01. Besonders sein
02. Systemfehler feat. Petrus
03. Kontraste feat. Inzoe
04. Papa
05. Placebo
06. Antihelden feat. Lakmann
07. Katharsis feat. Nazz
08. Aussenseiter
09. Weg zum Glück
10. Ausgegrenzt
11. Prometheus
12. Rockyskit
13. Fels in der Brandung
14. Rückenwind
15. Yin und Yang feat. Cr7z
16. Sonnenschein feat. Petrus
17. Schattenspiel
Schlägt man das Wort "Aussenseiter" nach, findet man folgende oder eine ähnliche Definition: "Der Begriff bezeichnet individuelle Menschen oder Gruppen von Menschen, die einer sozialen Gemeinschaft zwar zugehören, in diese Gemeinschaft aber nicht vollständig integriert sind." "Aussenseiter" ist aber ebenso der Name des neuen Albums des Wuppertaler Rappers Sinuhe.
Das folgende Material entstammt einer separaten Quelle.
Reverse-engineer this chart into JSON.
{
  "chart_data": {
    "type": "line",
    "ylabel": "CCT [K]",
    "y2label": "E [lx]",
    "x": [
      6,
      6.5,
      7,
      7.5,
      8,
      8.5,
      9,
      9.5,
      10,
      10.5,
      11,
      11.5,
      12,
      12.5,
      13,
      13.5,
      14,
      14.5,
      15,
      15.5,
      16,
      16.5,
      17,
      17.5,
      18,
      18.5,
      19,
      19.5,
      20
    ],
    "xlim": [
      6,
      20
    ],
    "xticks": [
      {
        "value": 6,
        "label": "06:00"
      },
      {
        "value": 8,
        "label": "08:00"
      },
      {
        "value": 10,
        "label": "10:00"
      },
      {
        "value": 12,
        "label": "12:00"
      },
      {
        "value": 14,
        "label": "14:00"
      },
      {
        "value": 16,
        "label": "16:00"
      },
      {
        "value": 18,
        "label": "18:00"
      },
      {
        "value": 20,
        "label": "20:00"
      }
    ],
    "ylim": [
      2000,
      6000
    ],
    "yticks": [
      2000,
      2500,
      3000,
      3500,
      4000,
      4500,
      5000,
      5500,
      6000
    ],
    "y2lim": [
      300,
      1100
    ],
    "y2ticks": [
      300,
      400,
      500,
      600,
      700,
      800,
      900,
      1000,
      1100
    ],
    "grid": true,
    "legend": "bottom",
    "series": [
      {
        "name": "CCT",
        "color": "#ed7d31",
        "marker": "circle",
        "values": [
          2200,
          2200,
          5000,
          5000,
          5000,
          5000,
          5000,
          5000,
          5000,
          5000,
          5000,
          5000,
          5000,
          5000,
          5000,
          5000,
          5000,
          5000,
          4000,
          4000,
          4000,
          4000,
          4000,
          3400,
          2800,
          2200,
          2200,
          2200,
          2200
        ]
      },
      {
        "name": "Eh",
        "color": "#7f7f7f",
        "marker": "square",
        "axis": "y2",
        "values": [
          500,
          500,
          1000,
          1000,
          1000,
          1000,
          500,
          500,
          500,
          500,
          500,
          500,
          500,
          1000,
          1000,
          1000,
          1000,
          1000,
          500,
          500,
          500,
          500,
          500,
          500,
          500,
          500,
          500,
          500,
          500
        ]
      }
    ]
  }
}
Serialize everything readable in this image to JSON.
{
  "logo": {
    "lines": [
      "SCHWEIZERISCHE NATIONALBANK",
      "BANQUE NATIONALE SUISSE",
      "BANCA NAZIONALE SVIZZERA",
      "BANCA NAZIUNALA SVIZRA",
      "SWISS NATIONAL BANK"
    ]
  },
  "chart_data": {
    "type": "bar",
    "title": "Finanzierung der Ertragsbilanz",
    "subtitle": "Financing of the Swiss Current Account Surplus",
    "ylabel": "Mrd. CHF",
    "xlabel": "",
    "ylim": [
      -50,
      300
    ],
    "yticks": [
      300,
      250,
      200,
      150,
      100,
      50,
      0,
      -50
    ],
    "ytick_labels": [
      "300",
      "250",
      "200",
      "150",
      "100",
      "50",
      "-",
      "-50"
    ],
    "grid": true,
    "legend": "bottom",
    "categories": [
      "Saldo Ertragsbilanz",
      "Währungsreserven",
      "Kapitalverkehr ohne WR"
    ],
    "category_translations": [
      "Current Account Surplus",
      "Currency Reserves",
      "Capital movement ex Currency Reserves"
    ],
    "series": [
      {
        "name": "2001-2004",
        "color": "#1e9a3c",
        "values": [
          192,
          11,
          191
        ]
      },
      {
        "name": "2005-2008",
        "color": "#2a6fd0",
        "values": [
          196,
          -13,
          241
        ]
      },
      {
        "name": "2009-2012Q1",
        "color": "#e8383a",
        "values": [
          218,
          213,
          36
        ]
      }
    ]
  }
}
Worum geht es also auf diesem Release? Fehlende Zugehörigkeit, Einsamkeit und Abgeschiedenheit? Das sind die Erwartungen, die ich bei einem solchen Titel an das Album habe. Oder kann der Begriff "Aussenseiter" auch positiv behaftet sein? Gespannt starte ich die Wiedergabe.
"Lass dich nicht irre machen und geh deinen Weg/
Du musst es nicht jedem recht machen, nur dir, das genügt/
Halt dich fern von den Lügnern und den negativen Typen/
Halte dich an die Familie – sie wird dich behüten/"
(Sinuhe auf "Besonders sein")
Schon im ersten Lied des Albums lässt sich erahnen, wohin die Reise thematisch gehen wird. "Besonders sein" ist ein Aufruf an die eigene Einzigartigkeit und Vernunft des Menschen. Auf einem stimmungsvollen Piano-Beat von Epic Infantry, die übrigens das gesamte Werk produziert haben, flowt Sinuhe mit seiner sehr eigenen Aussprache und erzeugt damit eine äußerst dichte Atmosphäre. Nur schade, dass diese ab und an durch platte Lines wie "Es is' Zeit, jetzt ihr Leben in die Hand zu nehmen wie ein iPad" unterbrochen wird. Von der Thematik der Hoffnung geht es weiter zum Gegenteiligen. Mit "Systemfehler" übt Sinuhe Gesellschaftskritik. Der Staat, Arbeitslosigkeit, Lebensumstände und auch die Menschen selbst. Alles läuft falsch. Petrus, wie sich der werte Herr nennt, der Sinuhe bei dieser Schwarzmalerei unterstützt, ist in seinem Part ganz ähnlicher Meinung. Thematisch ist das aber leider nicht das Innovativste. Zu oft schon gab es vegleichbare Deutschrap-Tracks mit ähnlichen Inhalten. Man hat beim Hören andauernd das Gefühl, alles schon mal gehört zu haben. Rübergebracht wird das Ganze auf einem Beat, bestehend aus kraftvollen Drums, Geigen und einem Sängerinnen-Sample im Hintergrund. Dieser Beat fängt die Stimmung und den Rapstil der beiden Interpreten perfekt ein. Auch raptechnisch harmonieren Sinuhe und Petrus super durch ihre ähnlichen Stimmlagen und Flows.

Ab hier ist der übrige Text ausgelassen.